There’s a down side to public expressions of thanksgiving.
It’s one thing to privately thank our God for what he gives us individually. It’s also only right that we would publicly, within the appropriate circle, thank him for what we share together. As we saw in our last conversation, acting as if we are entitled to all of the goodness we receive may be a sign that we we’ve been spoiled by unacknowledged mercies (Rom 1:21; Luke 12:12-19).
But there can also be something especially burdensome about thanking God for what he has done for us personally. Down through the years I’ve seen this happen through public expressions of gratefulness around the holiday Americans celebrate today.
Someone thanks God for restored health in the presence of others who are losing ground to a chronic illness. Another stands up to happily express gratefulness to God for the birth of a baby in the presence of those who desperately want a child doctors say they can’t have. The examples are as endless as the inequalities that test our faith and love for one another. Employment/unemployment.

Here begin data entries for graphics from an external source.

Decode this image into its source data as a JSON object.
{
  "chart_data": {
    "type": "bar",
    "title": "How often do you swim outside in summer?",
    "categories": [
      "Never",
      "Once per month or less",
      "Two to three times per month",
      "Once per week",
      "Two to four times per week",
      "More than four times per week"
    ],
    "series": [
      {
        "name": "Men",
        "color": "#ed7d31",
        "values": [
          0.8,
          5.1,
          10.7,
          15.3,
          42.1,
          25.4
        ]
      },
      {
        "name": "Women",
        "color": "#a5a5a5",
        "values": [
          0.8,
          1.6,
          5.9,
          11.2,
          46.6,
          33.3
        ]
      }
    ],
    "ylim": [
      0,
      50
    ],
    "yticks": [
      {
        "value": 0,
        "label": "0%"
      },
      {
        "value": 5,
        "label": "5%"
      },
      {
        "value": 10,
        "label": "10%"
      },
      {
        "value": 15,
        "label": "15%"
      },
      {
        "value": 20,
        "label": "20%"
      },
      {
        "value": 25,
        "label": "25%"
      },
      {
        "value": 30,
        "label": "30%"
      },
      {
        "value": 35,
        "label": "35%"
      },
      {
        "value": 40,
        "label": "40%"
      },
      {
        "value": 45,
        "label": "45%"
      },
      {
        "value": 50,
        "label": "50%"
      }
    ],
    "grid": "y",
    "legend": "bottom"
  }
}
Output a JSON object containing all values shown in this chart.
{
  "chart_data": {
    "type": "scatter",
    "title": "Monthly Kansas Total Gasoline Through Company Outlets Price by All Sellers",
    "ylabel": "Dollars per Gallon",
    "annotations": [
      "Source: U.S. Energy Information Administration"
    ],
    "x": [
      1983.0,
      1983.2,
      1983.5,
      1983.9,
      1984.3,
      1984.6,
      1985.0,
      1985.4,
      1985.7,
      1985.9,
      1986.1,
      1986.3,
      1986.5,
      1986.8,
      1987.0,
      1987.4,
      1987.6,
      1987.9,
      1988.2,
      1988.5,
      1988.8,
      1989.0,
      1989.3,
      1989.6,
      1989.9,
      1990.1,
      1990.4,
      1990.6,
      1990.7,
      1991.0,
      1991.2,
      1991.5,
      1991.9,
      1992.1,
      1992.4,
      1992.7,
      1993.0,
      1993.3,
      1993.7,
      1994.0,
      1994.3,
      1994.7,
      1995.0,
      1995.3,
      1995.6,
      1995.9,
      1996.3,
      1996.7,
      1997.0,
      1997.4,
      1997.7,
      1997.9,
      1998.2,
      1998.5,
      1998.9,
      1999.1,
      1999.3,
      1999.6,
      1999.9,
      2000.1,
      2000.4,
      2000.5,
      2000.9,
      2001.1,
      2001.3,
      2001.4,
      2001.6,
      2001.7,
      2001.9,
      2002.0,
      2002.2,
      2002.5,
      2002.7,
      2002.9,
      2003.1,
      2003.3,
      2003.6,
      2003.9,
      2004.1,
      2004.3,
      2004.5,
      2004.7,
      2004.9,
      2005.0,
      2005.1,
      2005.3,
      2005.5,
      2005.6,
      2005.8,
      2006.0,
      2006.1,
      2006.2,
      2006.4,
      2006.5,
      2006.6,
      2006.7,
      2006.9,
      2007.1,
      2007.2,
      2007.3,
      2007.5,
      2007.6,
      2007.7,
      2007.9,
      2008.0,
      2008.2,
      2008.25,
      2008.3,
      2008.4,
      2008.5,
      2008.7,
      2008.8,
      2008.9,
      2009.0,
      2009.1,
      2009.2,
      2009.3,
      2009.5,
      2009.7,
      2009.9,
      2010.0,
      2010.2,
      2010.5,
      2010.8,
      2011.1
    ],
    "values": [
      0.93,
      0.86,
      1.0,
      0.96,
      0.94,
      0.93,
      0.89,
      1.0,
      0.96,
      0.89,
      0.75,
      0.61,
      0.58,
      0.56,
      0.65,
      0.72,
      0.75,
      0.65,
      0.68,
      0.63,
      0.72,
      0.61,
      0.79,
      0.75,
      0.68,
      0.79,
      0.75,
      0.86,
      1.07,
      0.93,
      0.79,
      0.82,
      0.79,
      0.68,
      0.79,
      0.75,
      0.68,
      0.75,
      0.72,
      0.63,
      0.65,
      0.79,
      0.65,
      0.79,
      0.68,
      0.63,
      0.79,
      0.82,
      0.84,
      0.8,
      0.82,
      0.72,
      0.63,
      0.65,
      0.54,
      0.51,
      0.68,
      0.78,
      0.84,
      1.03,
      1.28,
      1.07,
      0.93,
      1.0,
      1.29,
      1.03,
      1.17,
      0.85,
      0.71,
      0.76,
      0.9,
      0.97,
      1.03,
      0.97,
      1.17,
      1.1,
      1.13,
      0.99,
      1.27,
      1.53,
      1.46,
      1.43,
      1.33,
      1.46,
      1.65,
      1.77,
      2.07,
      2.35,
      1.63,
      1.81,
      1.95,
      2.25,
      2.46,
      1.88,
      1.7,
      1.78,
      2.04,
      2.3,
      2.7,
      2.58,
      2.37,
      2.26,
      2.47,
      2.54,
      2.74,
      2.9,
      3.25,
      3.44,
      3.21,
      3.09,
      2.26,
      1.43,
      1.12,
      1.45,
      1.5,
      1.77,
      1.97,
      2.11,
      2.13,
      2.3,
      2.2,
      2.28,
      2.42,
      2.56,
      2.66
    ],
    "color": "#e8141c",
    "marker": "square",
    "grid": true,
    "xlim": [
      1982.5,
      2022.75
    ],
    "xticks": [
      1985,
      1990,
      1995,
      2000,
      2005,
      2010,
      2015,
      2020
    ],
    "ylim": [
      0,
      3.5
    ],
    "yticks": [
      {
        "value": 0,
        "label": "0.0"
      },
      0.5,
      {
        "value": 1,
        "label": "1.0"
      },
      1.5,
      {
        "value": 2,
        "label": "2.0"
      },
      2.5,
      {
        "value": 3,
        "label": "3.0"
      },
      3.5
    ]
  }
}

Relationships reconciled and broken. Homes bought and lost. Mental health/mental illness. Justice/injustice in court. Joy expressed for sons and daughters returning from war, healthy in body, or troubled in soul, in the presence of those who grieve the loss of their own.
Once again, isn’t this reason to remember that only in Christ can we find perspectives of faith, love, and thanksgiving that are big enough to more than compensate for all of inequalities that we live out in the presence of our God and one another?
Yes, Job said in the presence of his loss, “Naked I came from my mother’s womb, And naked shall I return there. The LORD gave, and the LORD has taken away; Blessed be the name of the LORD..” A little later he also said something like “Shall we accept good from the Lord and not trouble?” (Job 1:20-21; 2:10). Let’s just remember, though, that in the days that followed he just about lost his mind in the presence of friends who acted and spoke as if Job had done something that resulted in his suffering while they sat in their self-righteousness.
Seems that we have reason to think of the hurting one who will overhear what we thank our God for today.